After hearing Chris Matthews rave about the HBO movie Game Change all last week on Hardball after viewing a preview copy then hearing other pundits and journalists pick up the cheering after a premiere screening at the Newseum late in the week, I was wondering if I would be headed for a letdown after actually watching the docudrama.
Let me add a bit of context before talking about Game Change. I have traditionally drawn a firm line between fiction and non-fiction, and this film would have landed on the fiction side of the equation.
About ten years ago, two things happened that changed my perspective a bit on hard and fast rules in this area.
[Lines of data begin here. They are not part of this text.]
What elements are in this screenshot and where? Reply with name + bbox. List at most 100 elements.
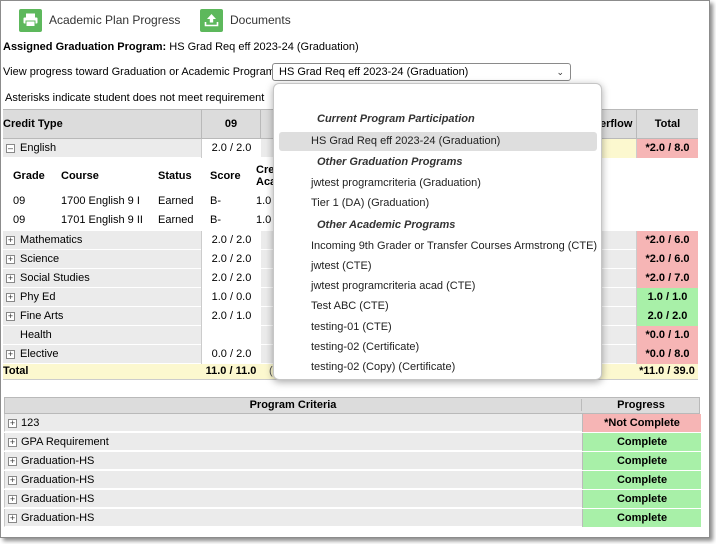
total-value: *0.0 / 1.0 [636,326,698,345]
header-credit-type: Credit Type [3,118,63,130]
assigned-program-line: Assigned Graduation Program: HS Grad Req… [3,41,359,53]
toolbar: Academic Plan Progress Documents [1,1,709,37]
assigned-program-label: Assigned Graduation Program: [3,41,167,53]
assigned-program-value: HS Grad Req eff 2023-24 (Graduation) [169,41,359,53]
year-09-value: 1.0 / 0.0 [201,288,261,307]
expand-icon[interactable]: + [8,495,17,504]
expand-icon[interactable]: + [8,419,17,428]
expand-icon[interactable]: + [8,457,17,466]
total-label: Total [3,365,29,377]
overflow-cell [600,139,636,158]
total-year-09-value: 11.0 / 11.0 [205,365,257,377]
course-name: 1701 English 9 II [61,214,143,226]
criteria-progress: Complete [582,509,701,527]
credit-type-name: Health [20,329,52,341]
course-grade: 09 [13,195,26,207]
criteria-progress: *Not Complete [582,414,701,432]
collapse-icon[interactable]: – [6,144,15,153]
expand-icon[interactable]: + [8,514,17,523]
option-test-abc[interactable]: Test ABC (CTE) [311,300,389,312]
criteria-row[interactable]: + Graduation-HS Complete [4,490,701,508]
option-jwtest-programcriteria-acad[interactable]: jwtest programcriteria acad (CTE) [311,280,475,292]
year-09-value: 2.0 / 2.0 [201,231,261,250]
credit-type-name: Social Studies [20,272,90,284]
course-header-course: Course [61,170,99,182]
criteria-name: Graduation-HS [21,474,95,486]
course-status: Earned [158,195,194,207]
expand-icon[interactable]: + [8,438,17,447]
asterisk-note: Asterisks indicate student does not meet… [5,92,265,104]
header-total: Total [636,110,698,138]
expand-icon[interactable]: + [6,255,15,264]
expand-icon[interactable]: + [8,476,17,485]
group-current-participation: Current Program Participation [317,113,475,125]
academic-plan-progress-label: Academic Plan Progress [49,13,181,27]
program-dropdown-menu: Current Program Participation HS Grad Re… [273,83,602,380]
total-value: 1.0 / 1.0 [636,288,698,307]
expand-icon[interactable]: + [6,274,15,283]
criteria-row[interactable]: + GPA Requirement Complete [4,433,701,451]
course-name: 1700 English 9 I [61,195,140,207]
course-score: B- [210,195,221,207]
option-hs-grad-req[interactable]: HS Grad Req eff 2023-24 (Graduation) [311,135,500,147]
criteria-progress: Complete [582,433,701,451]
documents-button[interactable]: Documents [200,8,291,32]
year-09-value: 2.0 / 1.0 [201,307,261,326]
option-incoming-9th-grader[interactable]: Incoming 9th Grader or Transfer Courses … [311,240,597,252]
expand-icon[interactable]: + [6,312,15,321]
chevron-down-icon: ⌄ [556,67,564,77]
option-testing-01[interactable]: testing-01 (CTE) [311,321,392,333]
criteria-name: GPA Requirement [21,436,109,448]
year-09-value [201,326,261,345]
group-other-academic: Other Academic Programs [317,219,456,231]
criteria-row[interactable]: + Graduation-HS Complete [4,471,701,489]
year-09-value: 2.0 / 2.0 [201,139,261,158]
total-value: *0.0 / 8.0 [636,345,698,364]
header-year-09: 09 [201,110,261,138]
group-other-graduation: Other Graduation Programs [317,156,463,168]
expand-icon[interactable]: + [6,236,15,245]
credit-type-name: Mathematics [20,234,83,246]
criteria-row[interactable]: + Graduation-HS Complete [4,452,701,470]
printer-icon [19,8,42,32]
course-header-score: Score [210,170,241,182]
course-status: Earned [158,214,194,226]
expand-icon[interactable]: + [6,350,15,359]
criteria-row[interactable]: + Graduation-HS Complete [4,509,701,527]
criteria-name: Graduation-HS [21,455,95,467]
credit-type-name: Elective [20,348,59,360]
program-criteria-header: Program Criteria Progress [4,397,700,414]
total-value: *2.0 / 8.0 [636,139,698,158]
criteria-row[interactable]: + 123 *Not Complete [4,414,701,432]
program-select[interactable]: HS Grad Req eff 2023-24 (Graduation) ⌄ [272,63,571,81]
header-progress: Progress [581,399,700,411]
course-score: B- [210,214,221,226]
header-program-criteria: Program Criteria [249,399,337,411]
credit-type-name: English [20,142,57,154]
course-header-credits: Cre [256,164,275,176]
credit-type-name: Science [20,253,60,265]
criteria-progress: Complete [582,490,701,508]
year-09-value: 2.0 / 2.0 [201,269,261,288]
total-value: *2.0 / 7.0 [636,269,698,288]
credit-type-name: Fine Arts [20,310,64,322]
criteria-progress: Complete [582,471,701,489]
academic-plan-window: Academic Plan Progress Documents Assigne… [0,0,710,538]
option-tier-1[interactable]: Tier 1 (DA) (Graduation) [311,197,429,209]
option-jwtest-programcriteria-grad[interactable]: jwtest programcriteria (Graduation) [311,177,481,189]
course-credit: 1.0 [256,214,272,226]
option-testing-02-copy[interactable]: testing-02 (Copy) (Certificate) [311,361,455,373]
program-select-value: HS Grad Req eff 2023-24 (Graduation) [279,66,469,78]
total-value: *2.0 / 6.0 [636,250,698,269]
credit-type-name: Phy Ed [20,291,56,303]
course-grade: 09 [13,214,26,226]
option-jwtest[interactable]: jwtest (CTE) [311,260,372,272]
course-credit: 1.0 [256,195,272,207]
total-value: *2.0 / 6.0 [636,231,698,250]
year-09-value: 2.0 / 2.0 [201,250,261,269]
option-testing-02[interactable]: testing-02 (Certificate) [311,341,419,353]
criteria-name: Graduation-HS [21,493,95,505]
academic-plan-progress-button[interactable]: Academic Plan Progress [19,8,180,32]
expand-icon[interactable]: + [6,293,15,302]
criteria-name: 123 [21,417,40,429]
While attending a small, international conference of film scholars in Wales (with such luminaries as Laura Mulvey, Brian Winston, and Peter Wollen), I became more aware of how the rich tradition of British documentary has shaped cultural understanding of the genre. In the UK, docudramas are considered a subset of documentary while in the US that has not been a conventional understanding of category.
Also, in 2003, I saw the film American Splendor, a brilliant movie that blurs lines with amazing success to present a portrait of cartoonist Harvey Pekar that includes animation, interviews, archival footage from The Late Show With David Letterman, and narrative sequences performed by actors but developed from Pekar’s comic book accounts of his lived experience (books authored by Pekar but drawn by various artists). How to categorize this film? I haven’t any idea, but it is a terrific movie. I also believe it is “true.”
Game Change takes one piece of the nonfiction book by journalists John Heilemann and Mark Halperin called Game Change: Obama and the Clintons, McCain and Palin, and the Race of a Lifetime and crafts it into a film about Sarah Palin’s role as vice presidential candidate alongside John McCain.
It is “true”? That may depend on the viewer’s perspective because parts of the film are certain to be contested, but filmmakers worked closed with the political journalists who wrote the book and conducted additional interviews to try to achieve as much authenticity as possible.
Of course, the lines are blurred further also because so much actual interview footage and elements such as real political ads and Saturday Night Live spoofs are included and integrated into sequences with actors playing key roles. And, the actors do a tremendous job. Chris Matthews said repeatedly that he felt like he was watching Sarah Palin in the film, and I couldn’t agree more. Julianne Moore is terrific as are her co-stars including Woody Harrelson and Ed Harris.
Still, before actually watching, I was lukewarm about the prospect of sitting down and watching the movie. Haven’t we all seen that before? Especially those of us who are political junkies? Watching the film is another matter. I was riveted to the screen.
If you don’t have HBO, find a friend who does and commandeer the small screen. Chris Matthews said he watched it twice in a row (I didn’t do that) and that he’s sure he’ll watch it at least 20 more times in his lifetime (I won’t do that), but I will watch it again with friends (like Denise Franklin) who are clamoring to see Game Change.